Se puede hacer ciencia ficción sin inventar artefactos ficticios; una vez que Black Mirror sienta su principio, suelta la rienda. Y vamos viendo: una población que vive en cubículos cuyas paredes son grandes pantallas y sometida a largas jornadas de pedalear bicicletas fijas para “dar” energía al sistema (que compra a la disidencia como valor-espectáculo); otro donde la gente tiene implantado, bajo la oreja, un “grano” gracias al cual todo lo que se ve y oye se graba, y luego puede reproducirse, palmo a palmo, eligiendo velocidades, zooms, etc., y la historia es de celos en una pareja –un infierno, la realidad como prisión–. Otro, acaso el mejor, no puede contarse porque arruina la sorpresa, pero digamos que trabaja con maestría dramática lo que Paula Sibilia llama el espectáculo de la intimidad: el paso de la interioridad personal como realidad subjetiva última, al sujeto fundado en su imagen emitida al éter –y la prescindencia relativa del cuerpo–. Otros tratan sobre la crueldad y la alienación facilitada por las mediaciones técnicas y el último, sobre un personajito virtual, Waldo, un muñequito digital simpático que se hace archifamoso –con un humano detrás actuándolo–, al punto de consagrar lo personal como un escollo, un estorbo que media en la circulación de la imagen.

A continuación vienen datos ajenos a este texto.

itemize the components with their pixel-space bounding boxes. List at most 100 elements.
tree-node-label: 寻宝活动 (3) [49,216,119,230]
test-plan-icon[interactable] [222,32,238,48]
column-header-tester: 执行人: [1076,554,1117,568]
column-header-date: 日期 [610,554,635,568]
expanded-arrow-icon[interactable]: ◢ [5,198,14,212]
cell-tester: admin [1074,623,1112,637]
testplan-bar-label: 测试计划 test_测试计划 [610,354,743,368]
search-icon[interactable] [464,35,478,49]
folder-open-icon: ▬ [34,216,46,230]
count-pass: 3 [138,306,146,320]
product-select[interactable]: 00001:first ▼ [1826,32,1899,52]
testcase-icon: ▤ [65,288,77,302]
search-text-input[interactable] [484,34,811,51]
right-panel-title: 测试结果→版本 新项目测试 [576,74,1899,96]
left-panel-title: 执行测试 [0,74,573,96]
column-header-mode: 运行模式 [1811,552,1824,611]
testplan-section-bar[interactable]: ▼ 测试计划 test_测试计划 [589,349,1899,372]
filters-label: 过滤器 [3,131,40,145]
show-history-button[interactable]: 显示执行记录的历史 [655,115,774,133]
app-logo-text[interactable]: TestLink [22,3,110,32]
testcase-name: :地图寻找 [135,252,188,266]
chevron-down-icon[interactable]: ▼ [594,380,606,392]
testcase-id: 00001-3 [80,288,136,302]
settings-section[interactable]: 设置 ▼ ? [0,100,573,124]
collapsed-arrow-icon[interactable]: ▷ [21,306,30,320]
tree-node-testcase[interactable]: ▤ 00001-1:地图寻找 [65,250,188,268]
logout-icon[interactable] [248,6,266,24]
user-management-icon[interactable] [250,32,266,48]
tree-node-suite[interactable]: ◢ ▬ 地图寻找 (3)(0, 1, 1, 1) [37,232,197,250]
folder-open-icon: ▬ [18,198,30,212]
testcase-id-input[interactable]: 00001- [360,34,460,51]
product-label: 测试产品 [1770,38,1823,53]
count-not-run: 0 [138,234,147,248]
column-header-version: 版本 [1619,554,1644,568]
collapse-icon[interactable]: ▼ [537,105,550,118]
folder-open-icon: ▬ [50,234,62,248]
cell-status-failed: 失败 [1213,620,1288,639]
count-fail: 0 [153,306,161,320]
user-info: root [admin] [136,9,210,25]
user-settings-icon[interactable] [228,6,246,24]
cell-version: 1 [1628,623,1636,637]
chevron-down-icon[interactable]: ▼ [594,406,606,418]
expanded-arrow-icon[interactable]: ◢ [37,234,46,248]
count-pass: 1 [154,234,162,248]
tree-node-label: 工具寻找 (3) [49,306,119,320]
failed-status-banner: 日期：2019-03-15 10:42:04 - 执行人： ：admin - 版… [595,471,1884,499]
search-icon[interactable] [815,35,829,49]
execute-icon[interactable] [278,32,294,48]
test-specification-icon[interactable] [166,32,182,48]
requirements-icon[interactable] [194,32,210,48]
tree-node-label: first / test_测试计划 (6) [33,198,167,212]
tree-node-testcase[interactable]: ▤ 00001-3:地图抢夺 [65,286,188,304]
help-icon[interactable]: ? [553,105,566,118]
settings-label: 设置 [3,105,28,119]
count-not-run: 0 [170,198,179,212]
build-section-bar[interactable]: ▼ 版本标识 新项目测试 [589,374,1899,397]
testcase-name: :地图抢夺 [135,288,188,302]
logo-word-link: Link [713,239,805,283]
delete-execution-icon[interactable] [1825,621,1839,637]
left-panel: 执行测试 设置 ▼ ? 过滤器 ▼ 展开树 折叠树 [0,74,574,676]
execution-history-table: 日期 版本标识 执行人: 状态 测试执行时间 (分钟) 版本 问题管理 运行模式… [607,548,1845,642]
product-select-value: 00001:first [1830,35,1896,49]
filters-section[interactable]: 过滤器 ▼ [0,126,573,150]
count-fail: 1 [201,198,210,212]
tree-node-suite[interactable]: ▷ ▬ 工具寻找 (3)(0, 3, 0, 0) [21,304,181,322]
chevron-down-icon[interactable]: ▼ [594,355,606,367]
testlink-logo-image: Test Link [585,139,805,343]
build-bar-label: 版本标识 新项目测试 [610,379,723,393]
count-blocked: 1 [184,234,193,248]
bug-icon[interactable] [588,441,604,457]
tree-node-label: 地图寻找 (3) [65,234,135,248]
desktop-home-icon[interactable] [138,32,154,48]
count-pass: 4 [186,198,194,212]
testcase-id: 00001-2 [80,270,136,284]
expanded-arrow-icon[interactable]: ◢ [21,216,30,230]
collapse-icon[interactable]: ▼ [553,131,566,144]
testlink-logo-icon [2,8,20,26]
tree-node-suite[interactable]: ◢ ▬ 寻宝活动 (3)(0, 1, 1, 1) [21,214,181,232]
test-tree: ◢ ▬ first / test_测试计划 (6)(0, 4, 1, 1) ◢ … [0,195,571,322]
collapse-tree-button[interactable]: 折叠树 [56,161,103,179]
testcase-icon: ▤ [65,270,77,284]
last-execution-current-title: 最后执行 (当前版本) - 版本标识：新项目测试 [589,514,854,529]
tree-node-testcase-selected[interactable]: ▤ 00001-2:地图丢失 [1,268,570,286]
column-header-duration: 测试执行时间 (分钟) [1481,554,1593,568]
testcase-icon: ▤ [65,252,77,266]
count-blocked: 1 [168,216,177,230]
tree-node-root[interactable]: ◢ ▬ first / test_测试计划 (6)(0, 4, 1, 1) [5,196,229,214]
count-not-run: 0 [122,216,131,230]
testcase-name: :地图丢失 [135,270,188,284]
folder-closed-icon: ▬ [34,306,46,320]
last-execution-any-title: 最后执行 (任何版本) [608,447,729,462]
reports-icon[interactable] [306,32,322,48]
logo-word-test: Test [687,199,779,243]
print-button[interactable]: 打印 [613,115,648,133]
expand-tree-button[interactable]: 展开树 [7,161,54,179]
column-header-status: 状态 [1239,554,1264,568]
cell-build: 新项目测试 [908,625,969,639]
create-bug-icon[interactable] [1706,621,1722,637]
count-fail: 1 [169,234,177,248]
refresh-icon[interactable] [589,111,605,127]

El control, en Black Mirror (reticular, no centralizado, postestatal), es absoluto y asfixiante, bien cerradito; en ese sentido, la serie es demasiado europea, o más puntualmente inglesa, propia del encierro isleño. Fuera de esa “perfección”, que en estas pampas es impensable, dialoga con nosotros hondamente. Es notable la cantidad de tópicos religiosos que se presentan: el sacrificio, la omnisciencia, la existencia en el más allá y la resurrección, el chivo expiatorio, etc. El viaje de las pasiones con sus corceles tecnológicos. Y, sobre todo, la pantalla en sí misma. Su función corporal. Ese espejo negro (en Inglaterra, los iPhones y iPads son, por supuesto, mucho más populares que acá) es un objeto que otorga certidumbre de presencia, que confirma al cuerpo en su existir; esos dedos prensiles, estandartes de la supremacía humana, acarician la pantalla para que ella dé su luz; la acarician sin mirarla, en el bolsillo o cartera, sin objetivos concretos, sin otro motivo que sentirla en las yemas, constatar en la punta sensorial del cuerpo que ahí está, acompañándonos, conectándonos con la trascendencia, como un rosario sin divinidad.
Black Mirror, creada por Charlie Brooker, producida por Zeppotron para Endemol, 2011-2013.